The second screen is from the Advanced Job Scheduler (AJS) a billable licensed program (5770-JS1). Also around for ages, but the good thing is that what you miss in the default job scheduler, in most cases, is available in AJS. The screen shows an example of a job running 24/7 every hour of the day, just to name one.
As mentioned in the title of this article, having a better more advanced job scheduler is not all AJS offers, below a list of some of the “collateral benefits”:
- sending spool files in PDF format as email attachment;
- sending the job log if the job ends abnormal at the end of the job;
- integrating AJS jobs in the QSTRUPPGM program;
- integrating AJS jobs in Exit Point programs, like the pre-powerdown;
- easy checking scheduled jobs history, which job ended abnormaly, the runtime;
- kick off a command on another LPAR.
Below another application we use as system administrators, the backup. Again two screen shots:
The biggest advantage of the backup software part of the base operating system is that it has a GUI which was already available in iSeries Navigator. Again the same story, it has not been enhanced for quite a while. Does it still make backups? Yes it does. It does however lack functionality, for a full system save you have to switch to a 5250 emulator solution only. The “SAVE” menu. The good news here is that IBM recently added functionality: Improvement to Restricted State Processing for GO SAVE and GO RESTORE. That does not change the fact that the Backup, Recover and Media Services (BRMS) license program (5770-BR1) is the better choice for making backups. Having meta data about your backups is the big winner here.
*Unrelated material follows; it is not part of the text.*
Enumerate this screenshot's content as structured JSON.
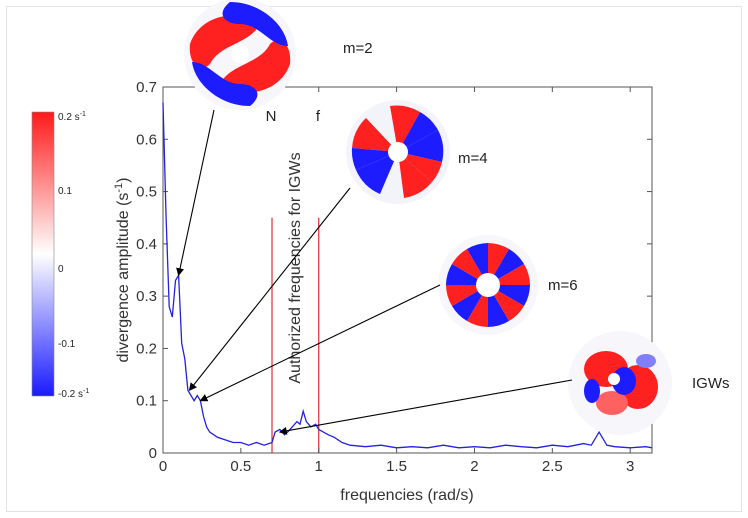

Again below a list of some of the “collateral benefits” of BRMS we can put to good use:
- follow the process of an unattended full system save;
- using email to report issues in the backup;
- tape volume management;
- detect jobs having objects in use;
- execute commands during the backup, which require applications to be down;
- detect new applications and data use;
- keeping track of backup history;
- distribute system recovery reports on a daily basis;
- make backup meta data available to other LPARs.
In order to understand how BRMS is able to detect new applications or data use I do think this needs some extra explanation.
Any backup has problems when objects are in use. When setting up a BRMS backup it is good practice to only use the option save-while-active when needed. So if a new application shows up on your system the result will be: new objects in use. The BRMS backup will report that is did not compete successfully and after research you will be able to tell which objects were in use by a job. In the past we have seen new HTTP servers and BI applications being introduced resulting in BRMS errors. I can tell you from experience that not in every case was the IBM i application manager aware of these new servers/applications. Being Dutch myself I do understand the reluctancy to purchase these two extra licensed programs, they do cost money. Please trust me on this, once you purchase them you will wonder how you ever managed without them. The good thing about the purchase of these products is a one time fee. For maintenance they are already covered by the software maintenance agreement (SWMA).
Join the modernization wave and do not let the system administration applications be an exception.